Constructed Languages Asked by Oliver Mason on August 20, 2021
I’m currently working on an NLP project using toki pona, analysing and generating sentences. I was wondering if there was a structured dictionary available for it, or whether people have attempted to create one.
Let me explain what I mean by “structured dictionary”:
There are only 120-odd words in toki pona. The word jan refers to a person. Compounds are used to be more specific, ie jan pona is “friend”, jan utala is “fighter”, jan alasa is “hunter”, etc. This is reminiscent of expressing the meaning of nouns through semantic primitives, a bit like Wilks (1975). So the set of words described by jan would be {“person”, “friend”, “fighter”, “hunter”, …}. There are subsets which are more specific, so jan utala is {“fighter”, “soldier”, “mercenary”, …}. jan utala pi ma would be {“soldier”, “private”, “general”, …}
You can envisage it as a tree structure, where the leaves are the word meanings, and the roots (as there would be multiple trees: one for each ‘top’ primitive) encompasses all of them. As you wander down the tree, the path is an ever longer chain of toki pona words, and the set of meanings covered by those words becomes smaller and smaller.
Another example would be ilo, “tool”. ilo toki is a tool for communication: {“telephone”, “telegraph”, “vhf radio”, “loud hailer”, …}; ilo toki uta suli (tool talk mouth big) could be a loud hailer. Another sub-tree would capture wireless communication devices, perhaps ilo toki pi kon.
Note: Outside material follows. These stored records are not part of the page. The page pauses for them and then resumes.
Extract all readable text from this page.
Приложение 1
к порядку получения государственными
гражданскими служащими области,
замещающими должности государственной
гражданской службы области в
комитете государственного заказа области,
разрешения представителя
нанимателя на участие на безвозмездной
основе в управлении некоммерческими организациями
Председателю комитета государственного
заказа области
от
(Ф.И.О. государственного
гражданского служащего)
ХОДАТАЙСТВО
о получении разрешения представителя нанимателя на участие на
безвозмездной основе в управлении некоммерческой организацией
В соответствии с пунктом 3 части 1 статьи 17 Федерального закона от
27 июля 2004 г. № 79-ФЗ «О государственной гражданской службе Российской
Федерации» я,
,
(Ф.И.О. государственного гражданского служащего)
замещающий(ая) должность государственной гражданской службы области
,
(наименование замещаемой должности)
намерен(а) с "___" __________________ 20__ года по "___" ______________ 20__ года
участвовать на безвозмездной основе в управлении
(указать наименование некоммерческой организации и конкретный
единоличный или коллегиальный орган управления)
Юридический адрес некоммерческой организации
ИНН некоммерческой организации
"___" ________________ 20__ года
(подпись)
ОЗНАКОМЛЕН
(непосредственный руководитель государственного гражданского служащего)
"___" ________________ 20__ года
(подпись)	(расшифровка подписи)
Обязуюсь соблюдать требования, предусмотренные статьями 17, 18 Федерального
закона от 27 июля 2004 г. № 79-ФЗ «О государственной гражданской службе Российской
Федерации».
I know this somewhat goes against the toki pona philosophy of being a simple and small language, but it seems to me to more or less accidentally provide a useful set of semantic primitives that can be used to describe word meanings in general. So before I embark on creating such a structure, has anyone already attempted something similar? Surely there must be dictionaries of mulit-word toki pona expressions? I haven’t been able to find a good one yet.
Wilks, Y (1975) An Intelligent Analyzer and Understander of English, Communications of the ACM 18(5):264-274
I think you may find some of what you're looking for in the paper Basic concepts and tools for the Toki Pona minimal and constructed language by Renato Fabbri.
A first Toki Pona Wordnet was constructed relating each of the TP words in the dictionary to English Wordnet synsets [19] through the English lemmas. The canonical (i.e. Princeton) Wordnet only contains nouns, adjectives,verbs, and adverbs. Thus, particles were not considered. Numbers were considered adjectives. Words presented as adjectives in the dictionary were considered both as adjectives and adverbs. Prepositions were considered inall classes. [19]
The TPWordnetclass [10], provides such tentative TP Wordnets in their simplest form: the TP words are keysin a dictionary that returns the corresponding synsets.
A "synset" in WordNet is a set of cognitive synonyms, so this seems like a start towards what you want. pali pona!
The references are:
Answered by mattdm on August 20, 2021
It sounds like you're after a trie.
The closest example I can think of is this glosbe site. It has a search tool, which orders matches in the way you want, but not in the structure you want.
.
The only issue is that there are fan created/added word combinations which may not be 'official'.
Answered by Pureferret on August 20, 2021
Proving a negative is always difficult, but as far as I can tell there is no obvious candidate for what you're looking for and if you made one yourself it would presumably fill an empty niche in the Toki Pona universe. At least I haven't found any sites written in English yet that seem to fit the bill.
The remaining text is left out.